Ten środek nazywa się Antinal i jest dostępny w każdej aptece w Egipcie. Kosztuje ok. 10-15 funtów. Nie daj sobie wmówić innej ceny u rezydenta.

dickory dare
26-01-2008, 17:24
Nawet w PS jest plugin ktory przekształca obraz w taki jaki powstałby na Velvii.

marfot, mógłbyś wskazać w sieci, skąd można pobrać ten plugin?

Niedzwiedz
26-01-2008, 17:45
do analoga bierz slajd fuji sensje 100 i polara :) i tak szkla przymkniesz powyzej f8 wiec o jakosc sie nie martw :) taki sajd na scianie nic nie zastapi :D

Fabik
26-01-2008, 17:45
Przepraszeam ale podepnę się do wątku też lecę do Egiptu i proste pytanko co robiliście ze sprzętem trzymaliście w pokoju hotelowym czy w depozycie recepcji?

marfot
26-01-2008, 19:00
marfot, mógłbyś wskazać w sieci, skąd można pobrać ten plugin?

Trochę informacji znajdziesz tutaj:
http://www.fredmiranda.com/VelviaVision/
http://www.fredmiranda.com/software/

Co do slajdów to uważam, że Fuji Sensia nie jest dobrym wyborem. Na taką wyprawę polecam zestaw Velvia Provia i Astia zakładane zależnie od warunków. Ten ostatni łagodzi kontrasty przy ostrym słońcu. No ale miało nie być Fuji. Ja nie akceptuję zieleni Kodaków więc mam doświadczenia tylko z Fuji.

SdoubleU
26-01-2008, 19:08
Przepraszeam ale podepnę się do wątku też lecę do Egiptu i proste pytanko co robiliście ze sprzętem trzymaliście w pokoju hotelowym czy w depozycie recepcji?

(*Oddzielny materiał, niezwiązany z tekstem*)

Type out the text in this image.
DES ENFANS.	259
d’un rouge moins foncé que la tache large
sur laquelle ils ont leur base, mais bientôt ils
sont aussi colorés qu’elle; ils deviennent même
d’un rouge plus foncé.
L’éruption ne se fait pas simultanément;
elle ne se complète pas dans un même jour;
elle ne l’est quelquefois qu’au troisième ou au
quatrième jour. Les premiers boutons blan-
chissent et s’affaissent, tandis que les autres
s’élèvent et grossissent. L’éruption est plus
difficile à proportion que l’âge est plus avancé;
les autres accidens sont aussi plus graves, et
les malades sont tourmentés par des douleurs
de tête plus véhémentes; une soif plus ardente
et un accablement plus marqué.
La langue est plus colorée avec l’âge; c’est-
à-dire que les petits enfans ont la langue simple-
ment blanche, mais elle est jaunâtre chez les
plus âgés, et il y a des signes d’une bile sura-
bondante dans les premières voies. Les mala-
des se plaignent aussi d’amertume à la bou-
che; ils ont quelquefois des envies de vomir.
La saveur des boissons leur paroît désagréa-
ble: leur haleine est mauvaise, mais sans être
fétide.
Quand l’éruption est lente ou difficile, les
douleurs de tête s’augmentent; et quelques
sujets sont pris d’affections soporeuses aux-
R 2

JA trzymałem w pokoju ale to mogę polecić tylko w hotelach, które jako tako znasz (w tym byłem 4 raz) a tak na marginesie to depozyt w recepcji z reguły ogranicza się do kasetki depozytowej wielkości małej szufladki. Problem z wpakowaniem plecaka sprętu.

voytecb
27-01-2008, 13:03
Przepraszeam ale podepnę się do wątku też lecę do Egiptu i proste pytanko co robiliście ze sprzętem trzymaliście w pokoju hotelowym czy w depozycie recepcji?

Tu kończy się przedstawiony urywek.